Much of our published work has focused on insect and plant diversification. A central finding has been that the drivers of herbivore diversity are more complex than previously appreciated, decoupled across ecological and evolutionary timescales in ways that challenge simple narratives of plant-driven insect radiation. The discovery of an exceptionally diverse Early Pennsylvanian ecosystem, preserved in a Lagerstätte with remarkable fidelity, has expanded our understanding of early insect ecological diversification. Work on ant diversification has shown that diversity-dependent effects likely played an important role in shaping the trajectories of species-rich crown subfamilies across the Cenozoic, suggesting that ecological limits on diversity are a general feature of macroevolutionary dynamics rather than an exception.
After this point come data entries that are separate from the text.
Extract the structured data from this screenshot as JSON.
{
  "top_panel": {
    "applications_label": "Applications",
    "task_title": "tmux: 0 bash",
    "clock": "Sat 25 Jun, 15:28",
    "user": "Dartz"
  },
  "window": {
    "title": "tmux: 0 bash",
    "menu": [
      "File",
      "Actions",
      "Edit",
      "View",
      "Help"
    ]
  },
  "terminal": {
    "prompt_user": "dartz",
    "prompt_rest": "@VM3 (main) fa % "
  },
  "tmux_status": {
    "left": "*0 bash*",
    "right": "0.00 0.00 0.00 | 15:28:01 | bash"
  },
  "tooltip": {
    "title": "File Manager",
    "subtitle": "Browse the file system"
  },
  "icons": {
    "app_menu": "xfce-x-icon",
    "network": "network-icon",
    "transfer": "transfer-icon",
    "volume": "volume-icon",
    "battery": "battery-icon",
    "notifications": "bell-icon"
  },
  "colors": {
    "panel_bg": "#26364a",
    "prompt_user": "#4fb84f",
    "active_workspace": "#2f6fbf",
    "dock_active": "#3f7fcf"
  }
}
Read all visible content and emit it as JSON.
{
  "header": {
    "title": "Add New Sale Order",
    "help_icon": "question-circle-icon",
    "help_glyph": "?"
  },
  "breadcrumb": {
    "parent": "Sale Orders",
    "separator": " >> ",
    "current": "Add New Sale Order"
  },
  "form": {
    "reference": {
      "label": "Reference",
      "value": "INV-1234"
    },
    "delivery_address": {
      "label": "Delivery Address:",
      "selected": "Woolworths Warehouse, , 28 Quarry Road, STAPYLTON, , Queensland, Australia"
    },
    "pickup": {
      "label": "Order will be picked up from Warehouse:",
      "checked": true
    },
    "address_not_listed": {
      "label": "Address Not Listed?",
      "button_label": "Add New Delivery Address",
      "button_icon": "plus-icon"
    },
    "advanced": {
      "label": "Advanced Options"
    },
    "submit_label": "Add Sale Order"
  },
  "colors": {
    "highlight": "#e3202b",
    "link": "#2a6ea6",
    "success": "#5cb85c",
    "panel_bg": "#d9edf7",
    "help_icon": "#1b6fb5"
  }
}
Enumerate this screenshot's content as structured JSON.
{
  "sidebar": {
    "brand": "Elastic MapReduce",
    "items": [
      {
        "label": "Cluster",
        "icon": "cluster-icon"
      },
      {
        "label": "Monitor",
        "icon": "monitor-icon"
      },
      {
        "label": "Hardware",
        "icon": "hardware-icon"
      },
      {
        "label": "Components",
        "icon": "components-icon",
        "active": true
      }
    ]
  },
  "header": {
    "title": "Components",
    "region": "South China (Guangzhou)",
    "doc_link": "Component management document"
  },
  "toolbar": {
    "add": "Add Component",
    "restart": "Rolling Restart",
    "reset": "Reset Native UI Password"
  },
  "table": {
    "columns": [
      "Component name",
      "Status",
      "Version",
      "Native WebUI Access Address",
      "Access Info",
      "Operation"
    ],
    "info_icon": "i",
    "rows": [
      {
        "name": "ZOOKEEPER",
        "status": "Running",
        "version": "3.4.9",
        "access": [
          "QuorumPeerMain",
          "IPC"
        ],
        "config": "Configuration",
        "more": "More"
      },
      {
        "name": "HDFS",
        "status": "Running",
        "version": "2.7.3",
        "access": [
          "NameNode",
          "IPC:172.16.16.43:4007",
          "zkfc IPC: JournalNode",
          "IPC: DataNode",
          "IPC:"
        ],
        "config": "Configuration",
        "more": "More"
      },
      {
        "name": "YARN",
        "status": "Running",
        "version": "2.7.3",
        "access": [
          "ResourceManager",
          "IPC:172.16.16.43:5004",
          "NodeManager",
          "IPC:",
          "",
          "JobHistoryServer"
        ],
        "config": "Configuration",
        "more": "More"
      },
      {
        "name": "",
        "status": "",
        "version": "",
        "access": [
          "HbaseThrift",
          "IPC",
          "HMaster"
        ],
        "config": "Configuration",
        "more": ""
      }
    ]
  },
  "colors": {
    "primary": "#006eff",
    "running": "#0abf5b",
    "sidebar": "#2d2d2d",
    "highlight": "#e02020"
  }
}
Work on avian morphological evolution has demonstrated that niche pre-emption — the prior occupation of morphological space by existing lineages — acts as a significant constraint on subsequent evolutionary diversification in passerine birds, connecting macroevolutionary pattern to community-level ecological processes.The lab is actively expanding this comparative framework into new taxonomic systems — including body size evolution in cetaceans, wing morphology evolution in Odonata, and the macroevolutionary dimensions of plant–insect co-diversification across the Mesozoic — using the deep fossil records of these groups to ask broader questions about the tempo and mode of morphological and taxonomic macroevolution.
Selected publications:
Jouault, C., Swain, A., & Sosiak, C. (2026). Diversity-dependent effects likely influenced the diversification of species-rich crown ant subfamilies during the Cenozoic. Royal Society Open Science, 13(5), 252318.
Chia, S. Y., Swain, A., Josephs, N., Lin, L., & Fagan, W. F. (2026). Birds that don't exist: Niche pre-emption as a constraint on morphological evolution in the Passeroidea. Ecology Letters, 29(2), e70320.
Swain, A. (2023). Drivers of herbivore diversity decoupled by leveraging the fossil record. Proceedings of the National Academy of Sciences of the USA, 120(34), e2311010120.
Knecht, R. J., Benner, J. S., Swain, A., Azevedo-Schmidt, L. E., Cleal, C. J., Labandeira, C. C., Engel, M. S., Dunlop, J. A., Selden, P. A., Eble, C. F., Renczkowski, M. D., Wheeler, D. A., Funderburk, M. M., Knoll, A. H., & Pierce, N. E. (2024). Early Pennsylvanian Lagerstätte reveals an exceptionally diverse ecosystem on a subhumid, alluvial fan. Nature Communications, 15, 7876.
Klein, B. J., Holmer, L., Smith, K. M., Johnson, M. M., Swain, A., Stolp, L., Teufel, A. I., & Kleppe, A. S. (2021). A computational exploration of resilience and evolvability of protein–protein interaction networks. Communications Biology, 4(1), 1–11.